The sitting president of Goldman Sachs, Gary Cohn, has now been named
director of the powerful policy-making body, the National Economic Council. Add
to that Trump’s selection of Goldman Sachs lawyer Jay Clayton as chairman of
the Securities and Exchange Commission, essentially making him the top
enforcement and regulatory officer for finance in the U.S. government.
It
would not be a stretch to say that Goldman Sachs now effectively controls the
U.S. government on the economic side, and with Reichsmarschall Bannon in
Trump’s ear, in the White House, as well.
As
for workers, those lucky enough to have a pension at all should consider how
the the Trump administration is lurking in the shadows with a bucket of red
paint, ready to slap a target right on their backs. As Pam and Russ Martens pointed out
on Jan. 23, the Pension Benefit Guaranty Corporation will now be headed by
Mnuchin, Puzder, and Ross — the three Cabinet secretaries designated to lead
the body that guarantees corporate pension plans. Between these three, pensions
will undoubtedly be under attack, and workers will be left with nothing but
their eyes to cry with.
Of
course, despite pretensions to the contrary, Trump is notoriously anti-union.
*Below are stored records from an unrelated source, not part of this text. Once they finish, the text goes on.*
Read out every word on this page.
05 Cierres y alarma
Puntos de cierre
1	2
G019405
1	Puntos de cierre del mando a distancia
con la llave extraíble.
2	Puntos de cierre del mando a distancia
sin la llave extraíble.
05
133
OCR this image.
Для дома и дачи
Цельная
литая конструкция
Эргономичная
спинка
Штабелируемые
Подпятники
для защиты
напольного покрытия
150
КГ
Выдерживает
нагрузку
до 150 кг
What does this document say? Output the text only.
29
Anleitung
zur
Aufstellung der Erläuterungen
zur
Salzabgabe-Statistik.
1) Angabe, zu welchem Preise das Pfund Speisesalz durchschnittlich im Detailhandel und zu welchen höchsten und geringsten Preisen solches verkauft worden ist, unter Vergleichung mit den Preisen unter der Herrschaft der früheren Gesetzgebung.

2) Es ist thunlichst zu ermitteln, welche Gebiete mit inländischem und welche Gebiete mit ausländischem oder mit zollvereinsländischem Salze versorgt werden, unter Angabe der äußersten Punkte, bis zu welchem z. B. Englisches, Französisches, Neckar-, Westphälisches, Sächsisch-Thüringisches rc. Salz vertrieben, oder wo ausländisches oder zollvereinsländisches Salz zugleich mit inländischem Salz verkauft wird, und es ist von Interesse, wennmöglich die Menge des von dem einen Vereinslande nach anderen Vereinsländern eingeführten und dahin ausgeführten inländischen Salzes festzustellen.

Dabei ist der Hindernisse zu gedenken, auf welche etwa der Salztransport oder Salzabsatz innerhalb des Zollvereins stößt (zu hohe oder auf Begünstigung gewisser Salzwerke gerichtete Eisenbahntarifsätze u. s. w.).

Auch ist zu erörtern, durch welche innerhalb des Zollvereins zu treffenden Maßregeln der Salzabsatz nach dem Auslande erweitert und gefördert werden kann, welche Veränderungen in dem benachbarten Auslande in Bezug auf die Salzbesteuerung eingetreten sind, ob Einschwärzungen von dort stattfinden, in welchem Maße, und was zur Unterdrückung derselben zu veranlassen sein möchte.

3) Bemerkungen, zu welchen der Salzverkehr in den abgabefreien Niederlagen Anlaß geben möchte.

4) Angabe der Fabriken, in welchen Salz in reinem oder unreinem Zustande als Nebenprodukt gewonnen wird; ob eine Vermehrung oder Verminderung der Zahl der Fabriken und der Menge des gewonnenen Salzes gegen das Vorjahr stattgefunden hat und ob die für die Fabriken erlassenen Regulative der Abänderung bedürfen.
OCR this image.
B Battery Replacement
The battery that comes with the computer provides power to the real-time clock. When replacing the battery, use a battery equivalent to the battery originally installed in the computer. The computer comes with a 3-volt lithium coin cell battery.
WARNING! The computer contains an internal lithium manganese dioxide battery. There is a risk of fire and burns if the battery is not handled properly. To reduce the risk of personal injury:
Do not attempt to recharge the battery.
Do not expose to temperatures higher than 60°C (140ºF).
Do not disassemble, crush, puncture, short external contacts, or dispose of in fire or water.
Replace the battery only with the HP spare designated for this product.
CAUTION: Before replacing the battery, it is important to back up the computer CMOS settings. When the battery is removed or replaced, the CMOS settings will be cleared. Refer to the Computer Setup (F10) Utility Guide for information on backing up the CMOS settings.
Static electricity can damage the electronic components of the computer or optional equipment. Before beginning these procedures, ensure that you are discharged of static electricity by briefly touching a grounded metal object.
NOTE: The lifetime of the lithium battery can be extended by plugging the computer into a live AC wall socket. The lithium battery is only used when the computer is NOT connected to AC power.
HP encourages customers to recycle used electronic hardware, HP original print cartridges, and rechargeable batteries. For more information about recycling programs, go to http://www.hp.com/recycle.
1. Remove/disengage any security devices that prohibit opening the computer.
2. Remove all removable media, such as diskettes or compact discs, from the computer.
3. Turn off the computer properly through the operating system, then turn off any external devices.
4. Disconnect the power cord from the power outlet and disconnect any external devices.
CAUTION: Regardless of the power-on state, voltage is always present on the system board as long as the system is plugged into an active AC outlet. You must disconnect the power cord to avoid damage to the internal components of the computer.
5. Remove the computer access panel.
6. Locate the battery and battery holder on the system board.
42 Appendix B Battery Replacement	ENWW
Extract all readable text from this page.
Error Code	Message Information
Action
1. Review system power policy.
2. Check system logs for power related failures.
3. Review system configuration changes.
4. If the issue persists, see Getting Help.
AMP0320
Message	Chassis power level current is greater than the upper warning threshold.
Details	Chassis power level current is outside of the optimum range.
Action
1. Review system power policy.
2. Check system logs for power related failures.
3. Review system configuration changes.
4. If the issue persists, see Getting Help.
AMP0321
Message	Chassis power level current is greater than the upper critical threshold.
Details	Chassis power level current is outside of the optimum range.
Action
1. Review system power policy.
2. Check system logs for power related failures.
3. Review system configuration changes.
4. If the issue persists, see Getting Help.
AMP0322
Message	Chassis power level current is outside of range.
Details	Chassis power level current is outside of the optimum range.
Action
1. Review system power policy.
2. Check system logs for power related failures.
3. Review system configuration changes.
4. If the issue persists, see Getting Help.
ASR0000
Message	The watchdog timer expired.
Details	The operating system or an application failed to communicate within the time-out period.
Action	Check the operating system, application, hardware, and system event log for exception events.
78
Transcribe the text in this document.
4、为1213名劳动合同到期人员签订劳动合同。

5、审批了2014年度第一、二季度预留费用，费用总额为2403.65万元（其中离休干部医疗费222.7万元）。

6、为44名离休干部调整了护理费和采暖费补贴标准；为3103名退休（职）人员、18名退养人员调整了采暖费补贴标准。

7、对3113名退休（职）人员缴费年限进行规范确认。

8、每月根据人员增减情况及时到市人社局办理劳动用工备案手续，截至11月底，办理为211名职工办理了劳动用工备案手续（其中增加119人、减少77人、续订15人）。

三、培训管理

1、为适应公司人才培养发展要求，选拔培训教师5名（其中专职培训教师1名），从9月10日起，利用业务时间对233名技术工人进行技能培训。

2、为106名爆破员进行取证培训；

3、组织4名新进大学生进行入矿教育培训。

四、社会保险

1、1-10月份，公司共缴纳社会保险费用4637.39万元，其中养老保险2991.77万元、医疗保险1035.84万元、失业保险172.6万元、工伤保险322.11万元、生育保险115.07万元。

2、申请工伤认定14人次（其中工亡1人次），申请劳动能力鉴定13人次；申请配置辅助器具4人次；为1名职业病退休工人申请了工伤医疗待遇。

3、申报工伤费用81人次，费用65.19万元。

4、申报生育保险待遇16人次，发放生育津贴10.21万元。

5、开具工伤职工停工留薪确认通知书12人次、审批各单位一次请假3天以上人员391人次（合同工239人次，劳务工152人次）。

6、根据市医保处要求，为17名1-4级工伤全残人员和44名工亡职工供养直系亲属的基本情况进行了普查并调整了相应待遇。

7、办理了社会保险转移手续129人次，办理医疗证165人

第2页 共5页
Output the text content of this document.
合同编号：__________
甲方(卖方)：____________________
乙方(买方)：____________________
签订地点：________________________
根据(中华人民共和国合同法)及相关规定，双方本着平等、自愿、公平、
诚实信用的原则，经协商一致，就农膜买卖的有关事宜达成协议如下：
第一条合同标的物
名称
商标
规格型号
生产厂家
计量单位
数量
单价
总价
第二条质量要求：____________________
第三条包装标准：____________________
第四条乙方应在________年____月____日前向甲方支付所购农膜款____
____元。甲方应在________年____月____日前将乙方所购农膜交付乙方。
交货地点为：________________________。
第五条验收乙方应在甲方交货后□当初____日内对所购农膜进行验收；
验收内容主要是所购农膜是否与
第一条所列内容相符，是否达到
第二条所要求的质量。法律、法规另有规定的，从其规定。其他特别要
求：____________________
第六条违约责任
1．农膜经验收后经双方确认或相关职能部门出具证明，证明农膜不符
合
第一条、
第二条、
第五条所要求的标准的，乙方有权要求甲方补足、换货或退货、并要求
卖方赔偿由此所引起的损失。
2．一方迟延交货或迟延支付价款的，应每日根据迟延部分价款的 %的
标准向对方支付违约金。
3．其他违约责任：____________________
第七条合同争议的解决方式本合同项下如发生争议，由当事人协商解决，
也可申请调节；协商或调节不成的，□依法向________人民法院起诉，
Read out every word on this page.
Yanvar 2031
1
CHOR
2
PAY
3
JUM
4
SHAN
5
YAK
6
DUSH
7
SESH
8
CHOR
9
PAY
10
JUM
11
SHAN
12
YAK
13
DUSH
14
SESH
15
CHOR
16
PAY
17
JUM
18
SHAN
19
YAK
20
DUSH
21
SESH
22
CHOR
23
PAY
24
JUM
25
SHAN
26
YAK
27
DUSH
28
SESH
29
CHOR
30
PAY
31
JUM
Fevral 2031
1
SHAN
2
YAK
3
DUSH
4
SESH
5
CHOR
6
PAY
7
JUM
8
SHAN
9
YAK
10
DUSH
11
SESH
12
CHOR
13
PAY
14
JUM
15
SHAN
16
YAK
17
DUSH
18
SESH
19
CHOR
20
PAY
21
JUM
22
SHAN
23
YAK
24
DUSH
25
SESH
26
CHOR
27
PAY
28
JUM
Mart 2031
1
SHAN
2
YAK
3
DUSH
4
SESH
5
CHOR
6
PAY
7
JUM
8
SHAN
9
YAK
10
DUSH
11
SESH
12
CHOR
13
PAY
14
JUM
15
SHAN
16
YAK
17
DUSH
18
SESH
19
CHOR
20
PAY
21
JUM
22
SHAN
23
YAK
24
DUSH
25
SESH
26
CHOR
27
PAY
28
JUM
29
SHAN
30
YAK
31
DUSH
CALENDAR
His full-throated, unabashed support for
right-to-work laws designed to effectively kill labor unions and
drive down wages must be seen as a head-on assault on all workers and all
unions. His xenophobic and racist rhetoric about undocumented immigrants belies
the fact that he has no compunction about using them to
drive down wages of workers in his employ.
Let
us also not forget that Trump has vowed to cut
regulations by 75 percent or more. While this may be music to the
ears of CEOs and boards of directors, it could spell disaster for working
people as things like environmental protections, workplace safety laws, and
other vital legal protections will undoubtedly be gutted.
The
fakest story ever told
President
Trump has bloviated ad nauseam about the working class, and much of the media
has followed suit, endlessly debating the appeal of the billionaire vulture to
American workers.
But
perhaps the discussion has been miscast; maybe it is not that Trump appealed to
workers as much as workers appealed to Trump. It might just be that Trump’s
“Make America Great Again” rhetoric was simply another in a long series of
con-jobs carried out by the Grifter-in-Chief on the backs of working men and
women.
As
with the serpent-devil in the Garden of Eden conniving to get Adam and Eve to
taste the forbidden fruit, Trump convinced American workers to eat of his
poisoned apple, knowing their desperate desire for a taste from the Tree of
Prosperity.
Now,
with Trump and his coterie of Wall Street demons surrounding him, American
workers should prepare for their continued descent into hell.